Montana Mountain Snowpack Looking Good Entering Runoff Season
Streamflow Forecasts above Average for Spring and Summer
After low flows in some of Montana’s rivers last summer caused issues for irrigators, anglers and recreationists, the spring and summer runoff this year looks to yield above average streamflows, according to snowpack data released by the USDA Natural Resources Conservation Service (NRCS).
Snowpack across the state is above normal for May 1 in all but a few sub-basins. Basins west of the Divide, which typically peak during the month of April, are all above normal with high elevations still gaining as of the end of the month.

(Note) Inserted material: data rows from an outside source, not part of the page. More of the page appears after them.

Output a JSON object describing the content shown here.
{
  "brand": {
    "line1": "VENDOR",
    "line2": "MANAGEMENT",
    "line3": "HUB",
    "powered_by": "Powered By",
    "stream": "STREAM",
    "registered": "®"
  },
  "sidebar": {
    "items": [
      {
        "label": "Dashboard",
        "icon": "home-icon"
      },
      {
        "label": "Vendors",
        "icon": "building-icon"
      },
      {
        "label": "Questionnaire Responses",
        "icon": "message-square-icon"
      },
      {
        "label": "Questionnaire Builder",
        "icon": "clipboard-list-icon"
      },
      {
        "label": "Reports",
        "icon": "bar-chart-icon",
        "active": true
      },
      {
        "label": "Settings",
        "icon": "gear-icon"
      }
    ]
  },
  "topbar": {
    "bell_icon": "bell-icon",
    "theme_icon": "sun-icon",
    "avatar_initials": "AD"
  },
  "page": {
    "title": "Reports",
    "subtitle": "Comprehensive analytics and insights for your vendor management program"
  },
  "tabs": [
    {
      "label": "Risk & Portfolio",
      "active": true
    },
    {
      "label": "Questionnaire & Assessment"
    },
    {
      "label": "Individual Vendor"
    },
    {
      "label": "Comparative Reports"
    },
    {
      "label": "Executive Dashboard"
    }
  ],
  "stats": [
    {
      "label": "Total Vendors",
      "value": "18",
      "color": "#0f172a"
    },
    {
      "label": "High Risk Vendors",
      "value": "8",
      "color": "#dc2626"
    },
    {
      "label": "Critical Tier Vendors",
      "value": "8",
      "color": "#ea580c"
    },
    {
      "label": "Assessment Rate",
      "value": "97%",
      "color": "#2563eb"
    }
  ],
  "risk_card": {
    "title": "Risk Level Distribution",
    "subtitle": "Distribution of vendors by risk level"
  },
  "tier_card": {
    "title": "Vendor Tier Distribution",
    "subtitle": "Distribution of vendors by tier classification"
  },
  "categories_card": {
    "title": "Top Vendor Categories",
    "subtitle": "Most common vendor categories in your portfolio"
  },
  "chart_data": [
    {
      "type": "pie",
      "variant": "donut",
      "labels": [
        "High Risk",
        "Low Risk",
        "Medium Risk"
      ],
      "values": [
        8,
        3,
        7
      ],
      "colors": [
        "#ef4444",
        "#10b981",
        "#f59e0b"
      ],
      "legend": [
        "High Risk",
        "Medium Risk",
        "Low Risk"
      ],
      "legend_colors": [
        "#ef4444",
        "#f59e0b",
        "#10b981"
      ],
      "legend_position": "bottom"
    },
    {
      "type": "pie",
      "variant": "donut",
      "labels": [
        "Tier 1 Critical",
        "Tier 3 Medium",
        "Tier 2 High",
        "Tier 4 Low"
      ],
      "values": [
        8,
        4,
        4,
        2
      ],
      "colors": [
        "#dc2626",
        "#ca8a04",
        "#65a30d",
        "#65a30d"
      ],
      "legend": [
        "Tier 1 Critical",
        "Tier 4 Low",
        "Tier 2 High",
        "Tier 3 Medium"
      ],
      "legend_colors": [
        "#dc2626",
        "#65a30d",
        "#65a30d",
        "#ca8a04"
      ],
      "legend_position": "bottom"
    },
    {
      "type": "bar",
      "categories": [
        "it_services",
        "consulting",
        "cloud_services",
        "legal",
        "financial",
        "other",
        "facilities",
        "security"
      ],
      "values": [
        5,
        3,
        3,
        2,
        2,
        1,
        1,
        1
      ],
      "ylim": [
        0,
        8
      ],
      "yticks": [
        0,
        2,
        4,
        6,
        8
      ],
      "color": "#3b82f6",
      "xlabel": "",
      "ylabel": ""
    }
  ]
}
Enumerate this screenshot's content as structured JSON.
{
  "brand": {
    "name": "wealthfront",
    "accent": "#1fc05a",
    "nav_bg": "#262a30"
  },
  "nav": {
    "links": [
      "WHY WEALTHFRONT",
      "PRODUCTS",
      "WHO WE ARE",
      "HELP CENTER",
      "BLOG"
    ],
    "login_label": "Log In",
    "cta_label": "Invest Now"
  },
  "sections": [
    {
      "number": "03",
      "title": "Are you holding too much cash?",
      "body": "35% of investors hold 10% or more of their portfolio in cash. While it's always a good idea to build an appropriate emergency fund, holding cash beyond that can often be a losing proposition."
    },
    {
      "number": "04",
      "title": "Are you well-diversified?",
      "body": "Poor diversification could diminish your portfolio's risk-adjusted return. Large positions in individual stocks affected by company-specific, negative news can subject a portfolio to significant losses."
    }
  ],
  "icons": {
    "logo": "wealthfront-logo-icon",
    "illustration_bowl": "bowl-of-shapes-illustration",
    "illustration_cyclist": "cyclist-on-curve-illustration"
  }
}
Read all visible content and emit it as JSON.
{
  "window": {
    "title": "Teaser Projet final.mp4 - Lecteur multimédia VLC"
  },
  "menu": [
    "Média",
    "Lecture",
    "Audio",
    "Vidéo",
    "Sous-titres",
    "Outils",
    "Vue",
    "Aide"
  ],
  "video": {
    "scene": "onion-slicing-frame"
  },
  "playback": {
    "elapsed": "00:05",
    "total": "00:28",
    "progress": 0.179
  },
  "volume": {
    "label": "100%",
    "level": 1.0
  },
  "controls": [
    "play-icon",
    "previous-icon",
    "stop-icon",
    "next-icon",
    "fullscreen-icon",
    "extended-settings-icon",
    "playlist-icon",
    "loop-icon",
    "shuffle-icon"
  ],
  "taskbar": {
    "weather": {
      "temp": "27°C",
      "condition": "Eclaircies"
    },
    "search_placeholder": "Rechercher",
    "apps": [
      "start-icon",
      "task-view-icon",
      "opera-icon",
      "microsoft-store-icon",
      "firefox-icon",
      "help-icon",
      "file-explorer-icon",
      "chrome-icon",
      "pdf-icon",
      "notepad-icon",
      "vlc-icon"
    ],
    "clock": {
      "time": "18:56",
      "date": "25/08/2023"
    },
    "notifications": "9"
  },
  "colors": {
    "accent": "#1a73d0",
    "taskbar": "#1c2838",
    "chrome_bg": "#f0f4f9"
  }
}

East of the Divide, where snowpack at higher elevations typically peaks a bit later towards the end of April to mid-May, also saw excellent gains during the month.
“Last month there was some concern over the lack of snowpack in some basins east of the Divide that provide irrigation and municipal drinking water, but April provided relief via abundant mountain snowfall and valley precipitation,” said Lucas Zukiewicz, NRCS water supply specialist for NRCS in Montana. “Two of these basins in southwest Montana, the Ruby River Basin and Hyalite drainages, have snowpack that is now normal for April 1.”
Abundant precipitation throughout this water year in most of Montana and healthy snowpack totals on May 1 have resulted in streamflow forecasts that are above average for most rivers in the state. In addition, the melt at higher elevations has been slightly delayed in some basins this year due to the cool and wet weather experienced during April.
“Delayed onset of snowmelt generally provides more efficient runoff and helps to keep the water in the mountains until it is needed to sustain streamflows later in the summer,” Zukiewicz said. “Over the last three years there has been early runoff of the seasonal snowpack, which has led to below average flows later in the season.” Streamflow forecasts issued by the NRCS are duration forecasts, or the total amount of water that will pass by a streamflow gauge during runoff season and do not forecast timing or magnitude of flows on any given day.
“The words ‘too much snow’ don’t come out of my mouth very often, but with regards to the snowpack in Wyoming basins, which feed the Bighorn River, it’s the case this year,” he said. Snowfall in the Wind River and Shoshone River basins has been record breaking this year, with snowpack totals over 200 percent of normal in some areas on May 1. Federal water managers have been working to make room for the water that will enter the river systems and reservoirs during runoff this year, increasing outflows from reservoirs in Montana and Wyoming. The May 1 – July 31 seasonal volume forecasts for some of the rivers in Wyoming are approaching record levels, with some over 200 percent of average. Zukiewicz said water users should anticipate above average flows for some time on the Bighorn River.
Monthly Water Supply Outlook Reports can be found here after the 5th business day of the month:http://www.nrcs.usda.gov/wps/portal/nrcs/main/mt/snow/waterproducts/basin/
May 1, 2017 Snow Water Equivalent
|River Basin||Percent of Normal||Percent of Last Year|
|Columbia River Basin||119||163|
|– Kootenai in Montana||121||178|
|– Flathead in Montana||125||169|
|– Upper Clark Fork||109||140|
|– Lower Clark Fork||124||185|
|Missouri River Basin||108||144|
|– Headwaters Mainstem||90||130|
|– St. Mary-Milk||124||200|
|Yellowstone River Basin||157||174|
|– Upper Yellowstone||137||180|
|– Lower Yellowstone||172||174|
|West of the Divide||119||163|
|East of the Divide||133||166|
May 1, 2017 Precipitation
|River Basin||Monthly Percent of Average||Water Year Percent of Average||Water Year Percent of Last Year|
|Columbia River Basin||124||130||129|
|– Kootenai in Montana||142||141||128|
|– Flathead in Montana||146||136||135|
|– Upper Clark Fork||105||113||119|
|– Lower Clark Fork||123||136||135|
|Missouri River Basin||126||128||125|
|– St. Mary-Milk||105||149||123|
|Yellowstone River Basin||168||153||150|
|– Upper Yellowstone||140||145||154|
|– Lower Yellowstone||181||161||152|
|West of the Divide||124||130||129|
|East of the Divide||137||137||138|
May-July 50% Exceedance Forecasts
|River Basin||Highest Point Forecast*||Lowest Point Forecast**||Basin Avg Forecast***|
|Upper Clark Fork||136%||102%||125%|
|Lower Clark Fork||130%||119%||125%|
|Yellowstone River Basin||244%||94%||153%|
Note: Streamflow forecasts are issued for multiple points on rivers and streams within a major river basin and are given as a range of exceedance probabilities. Consult the individual river basin of interest to see the range of values for streams of interest.
*Highest point forecast is the highest 50% forecast of all forecast points within the basin.
**Lowest point forecast is the lowest 50% forecast of all forecast points within the basin.
***Basin average forecast is an average of all 50% forecasts within the basin.